Un tiers de risque en plus de développer un diabète de type 2

Les scientifiques ont étudié les données médicales de 55 000 hommes britanniques, utilisant des médicaments inhibiteurs de la 5 alpha-réductase depuis environ 11 ans. Et ils ont constaté que ces derniers voyaient leur risque de développer un diabète de type 2 croître de 33 %, par rapport aux hommes qui ne consommaient pas ces médicaments. Les mêmes résultats ont ensuite été observés sur un groupe d’hommes taïwanais.

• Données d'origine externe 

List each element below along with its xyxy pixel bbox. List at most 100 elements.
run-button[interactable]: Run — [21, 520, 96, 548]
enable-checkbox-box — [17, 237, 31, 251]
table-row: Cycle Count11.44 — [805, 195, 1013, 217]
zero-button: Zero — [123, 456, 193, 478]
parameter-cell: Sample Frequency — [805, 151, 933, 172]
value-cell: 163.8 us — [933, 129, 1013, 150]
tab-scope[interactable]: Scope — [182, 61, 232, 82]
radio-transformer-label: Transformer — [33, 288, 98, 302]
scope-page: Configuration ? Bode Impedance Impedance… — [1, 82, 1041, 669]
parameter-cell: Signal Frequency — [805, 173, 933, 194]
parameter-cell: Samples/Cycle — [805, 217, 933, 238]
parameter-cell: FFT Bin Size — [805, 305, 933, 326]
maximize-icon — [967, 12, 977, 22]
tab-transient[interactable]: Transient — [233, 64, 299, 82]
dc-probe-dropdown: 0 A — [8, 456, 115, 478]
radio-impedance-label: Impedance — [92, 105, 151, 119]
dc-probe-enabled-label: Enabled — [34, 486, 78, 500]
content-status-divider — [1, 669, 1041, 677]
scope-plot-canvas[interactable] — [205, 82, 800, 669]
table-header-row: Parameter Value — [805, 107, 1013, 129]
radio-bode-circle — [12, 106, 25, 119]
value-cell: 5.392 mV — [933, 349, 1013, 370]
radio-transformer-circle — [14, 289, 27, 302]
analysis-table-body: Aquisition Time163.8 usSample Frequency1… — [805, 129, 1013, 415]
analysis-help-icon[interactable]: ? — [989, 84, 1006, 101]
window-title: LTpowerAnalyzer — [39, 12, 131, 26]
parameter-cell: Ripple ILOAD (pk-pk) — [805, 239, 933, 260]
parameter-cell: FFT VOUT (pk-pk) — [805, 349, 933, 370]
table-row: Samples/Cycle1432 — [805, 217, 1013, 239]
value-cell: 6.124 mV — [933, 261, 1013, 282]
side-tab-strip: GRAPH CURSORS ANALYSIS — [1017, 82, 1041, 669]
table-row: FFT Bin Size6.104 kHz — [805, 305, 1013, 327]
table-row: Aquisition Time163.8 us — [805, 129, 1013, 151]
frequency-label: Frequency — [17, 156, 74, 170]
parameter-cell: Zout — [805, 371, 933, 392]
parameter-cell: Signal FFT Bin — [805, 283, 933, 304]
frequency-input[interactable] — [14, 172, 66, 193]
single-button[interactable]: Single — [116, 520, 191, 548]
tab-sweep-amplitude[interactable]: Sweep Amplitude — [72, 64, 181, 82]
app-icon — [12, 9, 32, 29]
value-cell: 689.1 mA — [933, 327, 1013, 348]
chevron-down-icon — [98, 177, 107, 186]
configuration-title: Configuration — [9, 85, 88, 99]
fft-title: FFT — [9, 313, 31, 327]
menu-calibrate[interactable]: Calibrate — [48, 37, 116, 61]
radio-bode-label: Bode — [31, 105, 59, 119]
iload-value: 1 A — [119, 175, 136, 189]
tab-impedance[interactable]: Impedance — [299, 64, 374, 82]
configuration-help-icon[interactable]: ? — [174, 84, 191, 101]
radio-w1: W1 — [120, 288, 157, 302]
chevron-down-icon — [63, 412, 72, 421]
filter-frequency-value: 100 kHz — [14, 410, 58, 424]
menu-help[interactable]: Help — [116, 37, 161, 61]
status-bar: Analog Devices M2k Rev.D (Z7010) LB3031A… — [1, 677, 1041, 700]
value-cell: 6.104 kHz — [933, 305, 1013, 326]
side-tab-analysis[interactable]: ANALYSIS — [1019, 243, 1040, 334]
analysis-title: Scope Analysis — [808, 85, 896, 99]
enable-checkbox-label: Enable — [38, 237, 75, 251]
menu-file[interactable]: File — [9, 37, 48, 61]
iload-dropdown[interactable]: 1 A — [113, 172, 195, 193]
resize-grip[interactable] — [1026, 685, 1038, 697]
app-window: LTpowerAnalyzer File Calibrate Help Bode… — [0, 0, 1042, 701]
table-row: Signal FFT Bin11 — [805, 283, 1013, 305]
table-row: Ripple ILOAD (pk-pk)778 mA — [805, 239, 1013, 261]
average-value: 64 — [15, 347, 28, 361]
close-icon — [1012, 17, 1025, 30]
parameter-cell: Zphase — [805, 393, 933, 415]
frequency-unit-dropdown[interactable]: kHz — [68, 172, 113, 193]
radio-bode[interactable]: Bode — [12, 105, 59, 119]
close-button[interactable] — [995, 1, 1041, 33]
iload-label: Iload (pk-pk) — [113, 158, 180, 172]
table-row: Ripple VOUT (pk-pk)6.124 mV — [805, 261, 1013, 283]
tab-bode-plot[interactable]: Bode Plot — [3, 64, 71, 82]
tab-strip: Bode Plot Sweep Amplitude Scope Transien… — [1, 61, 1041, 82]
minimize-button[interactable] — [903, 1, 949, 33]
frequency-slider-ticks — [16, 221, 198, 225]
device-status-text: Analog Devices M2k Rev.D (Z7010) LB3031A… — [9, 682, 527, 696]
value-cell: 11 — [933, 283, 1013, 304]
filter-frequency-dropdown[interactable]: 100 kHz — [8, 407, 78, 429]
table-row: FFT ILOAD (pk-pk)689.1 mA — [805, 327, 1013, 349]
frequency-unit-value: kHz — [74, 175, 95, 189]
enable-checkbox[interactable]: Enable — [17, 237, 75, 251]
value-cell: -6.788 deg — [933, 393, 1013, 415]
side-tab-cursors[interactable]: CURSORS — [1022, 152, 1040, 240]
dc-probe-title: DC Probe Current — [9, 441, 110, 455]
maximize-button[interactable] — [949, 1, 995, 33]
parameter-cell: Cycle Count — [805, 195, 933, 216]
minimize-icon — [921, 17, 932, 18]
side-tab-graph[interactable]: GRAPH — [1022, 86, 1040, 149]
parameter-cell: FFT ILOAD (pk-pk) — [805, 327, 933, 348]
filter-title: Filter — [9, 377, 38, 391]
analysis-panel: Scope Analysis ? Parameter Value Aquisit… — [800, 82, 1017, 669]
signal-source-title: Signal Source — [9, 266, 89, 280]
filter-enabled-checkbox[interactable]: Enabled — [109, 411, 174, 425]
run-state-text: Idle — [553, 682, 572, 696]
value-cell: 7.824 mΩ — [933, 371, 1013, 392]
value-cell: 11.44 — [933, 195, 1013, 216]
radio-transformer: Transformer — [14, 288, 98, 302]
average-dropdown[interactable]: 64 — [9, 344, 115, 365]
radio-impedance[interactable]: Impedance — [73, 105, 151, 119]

“Il est essentiel que tous les patients soient informés des avantages comme des risques de leur traitement. Dans ce cas précis, ils devraient être avertis du risque accru de diabète [...] et consulter leur médecin en cas d’inquiétude”, souligne le Dr Li Wei, auteur principal de l’étude. Néanmoins, les chercheurs ne recommandent pas aux patients de cesser de prendre leurs médicaments, mais ils les encouragent à être plus vigilants quant aux premiers signes de diabète.

“Il faut garder à l’esprit que ces inhibiteurs de la 5 alpha-réductase constituent un facteur qui favorise le développement d’un diabète de type 2, une pathologie elle-même favorisée par l’âge. Chez ces patients, un suivi particulier devra donc être mis en place”, précisent les chercheurs.